57. Insert Interval

Description of Problem

You are given an array of non-overlapping intervals intervals where intervals[i] = [starti, endi] represent the start and the end of the ith interval and intervals is sorted in ascending order by starti. You are also given an interval newInterval = [start, end] that represents the start and end of another interval.

Insert newInterval into intervals such that intervals is still sorted in ascending order by starti and intervals still does not have any overlapping intervals (merge overlapping intervals if necessary).

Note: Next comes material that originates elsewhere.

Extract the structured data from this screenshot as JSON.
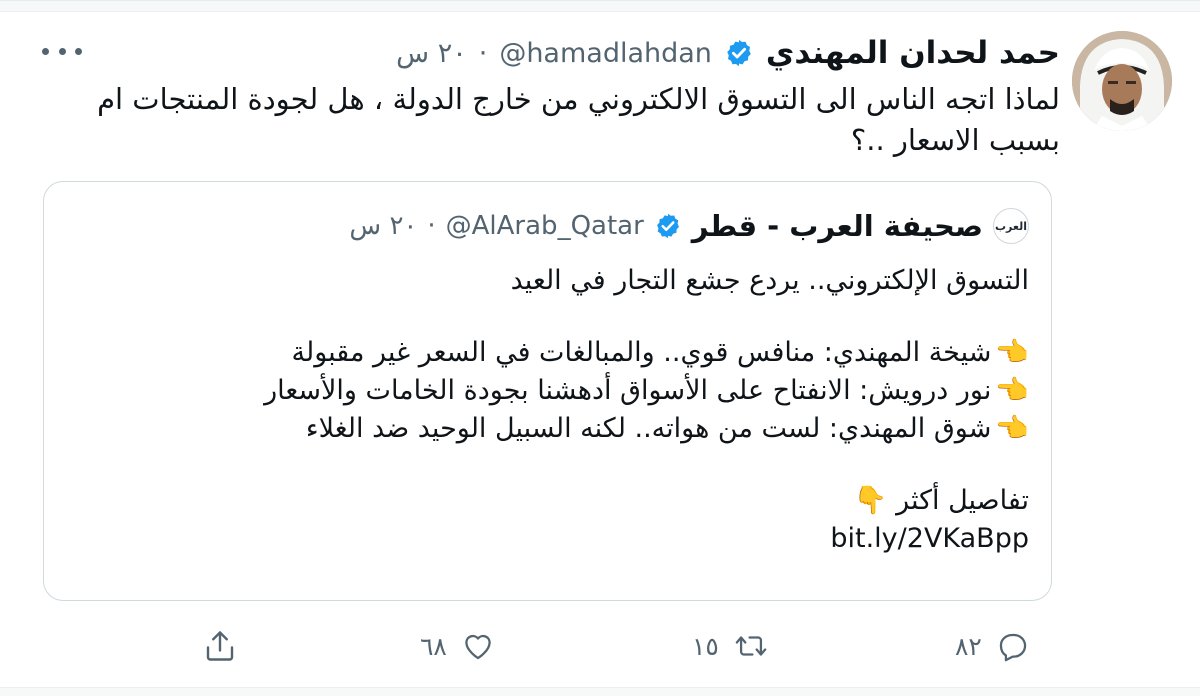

Return intervals after the insertion.

Example 1:

Input: intervals = [[1,3],[6,9]], newInterval = [2,5]
Output: [[1,5],[6,9]]

Example 2:

Input: intervals = [[1,2],[3,5],[6,7],[8,10],[12,16]], newInterval = [4,8]
Output: [[1,2],[3,10],[12,16]]
Explanation: Because the new interval [4,8] overlaps with [3,5],[6,7],[8,10].

Constraints:

  • 0 <= intervals.length <= 10^4
  • intervals[i].length == 2
  • 0 <= starti <= endi <= 10^5
  • intervals is sorted by starti in ascending order.
  • newInterval.length == 2
  • 0 <= start <= end <= 10^5

Solution

Tags: Stack

Explanation

Since intervals is sorted, we can insert new element at proper position in O(n). And call solution of 56. Merge Intervals to solve the problem.

Code (Rust)

impl Solution {
    pub fn insert(intervals: Vec<Vec<i32>>, new_interval: Vec<i32>) -> Vec<Vec<i32>> {
        let mut intervals = intervals;
        let y = new_interval[0];
        let index = intervals.partition_point(|i| i[0] < y);
        intervals.insert(index, new_interval);
        return Self::merge(intervals);
    }

    // Copy solution of [56. Merge Intervals]
    #[inline(always)]
    fn merge(intervals: Vec<Vec<i32>>) -> Vec<Vec<i32>> {
        //let mut intervals = intervals;
        //intervals.sort_by(|a,b| a[0].cmp(&b[0]));

        let mut stack : Vec<Vec<i32>> = Vec::new();
        for int in intervals.into_iter() {
            let (c, d) = (int[0], int[1]);
            if let Some(v) = stack.last(){
                let (a, b) = (v[0], v[1]);
                if b >= c {
                    stack.pop();
                    stack.push(vec![a.min(c), b.max(d)]);
                }else{
                    stack.push(int);
                }
            }else{
                stack.push(int);
            }
        }

        return stack;
    }
}

Complexity

  • n is length of intervals

Time Complexity

  • \( T(n) = \Theta(n) \)

Auxiliary Space

  • \( S(n) = O(1) \)